November 10, 2008 10:09 AM Subscribe
I'm nervous about spending Thanksgiving weekend with my boyfriend's Midwestern family out-of-state in Indiana. They're flying both of us out for Thursday-Sunday, and I want to be sure to make a good impression. Advice?
Some basic background info:
Some basic background info:
- I've been dating this guy for a little over a year, and am completely crazy about him. We're both in our mid-twenties. He's a graduate student, I'm a librarian. We met online.
- His family consists of his two parents whose home we'll be staying in (the house my bf grew up in), as well as his older brother (early 30s, I believe) and his brother's girlfriend, who will be visiting from a neighboring state.
- I've met his parents once before, when they came out in March to visit for a few days for my bf's birthday. I've met his brother and his brother's gf once over a year ago when they came out to visit for a few days, but due to sleep-deprivation, raging wildfires in my area, smoke inhalation, and other extenuating circumstances, I didn't make a terribly good impression with them. -I'm vegetarian, and no one else in the family is. My boyfriend has said he doesn't think his mom has ever cooked for vegetarians before. When his parents came out to visit, I made a huge picnic for his birthday with a lot of different vegetarian dishes, and several weeks later his mom sent him a package in the mail with various sort of canned/dried meat products and a very long letter explaining how to cook each of them and expressing concerns about his diet. My boyfriend isn't vegetarian, but eats vegetarian when we cook together several times a week. Is it rude for me to offer to cook a dish or two over the weekend or suggest ways to make her recipes vegetarian? I'm a competent cook, but I know there's a fine line between being helpful in the kitchen and taking control of someone else's kitchen.
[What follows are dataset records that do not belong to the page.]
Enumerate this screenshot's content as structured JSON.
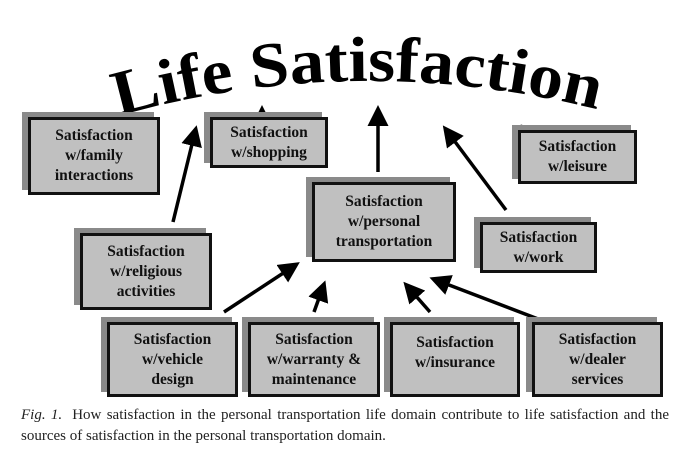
{
  "title": "Life Satisfaction",
  "nodes": {
    "family": "Satisfaction\nw/family\ninteractions",
    "shopping": "Satisfaction\nw/shopping",
    "leisure": "Satisfaction\nw/leisure",
    "transportation": "Satisfaction\nw/personal\ntransportation",
    "religious": "Satisfaction\nw/religious\nactivities",
    "work": "Satisfaction\nw/work",
    "vehicle": "Satisfaction\nw/vehicle\ndesign",
    "warranty": "Satisfaction\nw/warranty &\nmaintenance",
    "insurance": "Satisfaction\nw/insurance",
    "dealer": "Satisfaction\nw/dealer\nservices"
  },
  "edges": [
    {
      "from": "family",
      "to": "title"
    },
    {
      "from": "religious",
      "to": "title"
    },
    {
      "from": "shopping",
      "to": "title"
    },
    {
      "from": "transportation",
      "to": "title"
    },
    {
      "from": "work",
      "to": "title"
    },
    {
      "from": "leisure",
      "to": "title"
    },
    {
      "from": "vehicle",
      "to": "transportation"
    },
    {
      "from": "warranty",
      "to": "transportation"
    },
    {
      "from": "insurance",
      "to": "transportation"
    },
    {
      "from": "dealer",
      "to": "transportation"
    }
  ],
  "caption": {
    "label": "Fig. 1.",
    "text": "How satisfaction in the personal transportation life domain contribute to life satisfaction and the sources of satisfaction in the personal transportation domain."
  }
}
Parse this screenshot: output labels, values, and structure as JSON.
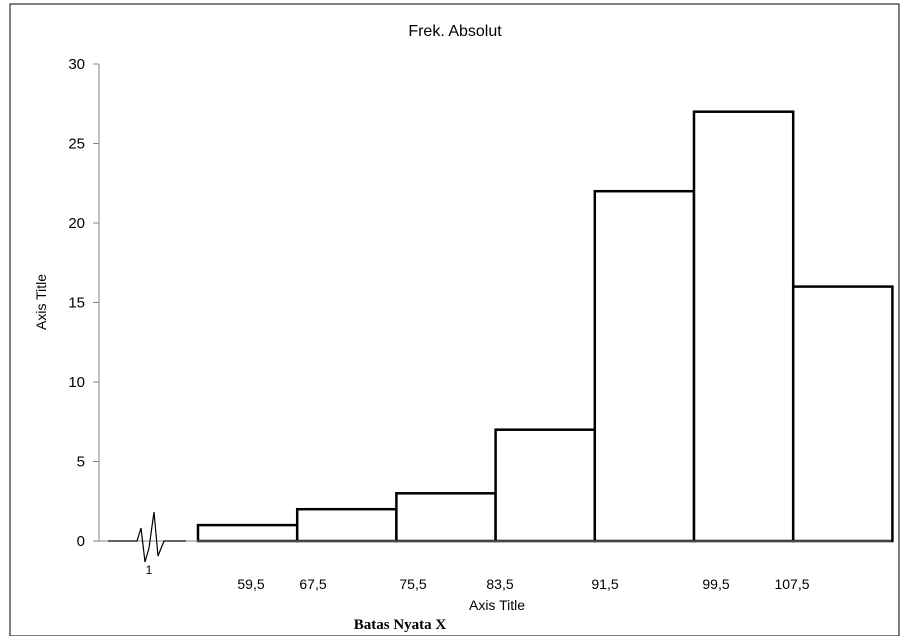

- His mom is paying for both of us to fly out, but expressed a concern that we need to stay in the city (Indianapolis) and an emphasis on "family time". What this means is unclear. I'd like to see a bit of the city, since I've never been to the area, but of course I'm fine with whatever they have planned. -His mom is generally very meddling and overbearing, but well-meaning enough. She's just a stay-at-home mom with too much time on her hands. As an example, she actually paid my boyfriend and I to clean his bedroom in his apartment a month or two ago. I guess she thought it was messy when she visited in March and had been thinking about it ever since, so she brought it up in a phone conversation in August. I'm expecting some personal conversations between himself and his parents regarding potentially awkward things like finances, which are things my family don't really discuss with one another. When his parents visited before, they started to urge him to contribute to an IRA and discussed financial details at length in front of me while we were all sitting in his apartment, while my boyfriend got annoyed and tried to change the subject. What should I do if this happens again? Sit quietly? Excuse myself politely? Offer advice?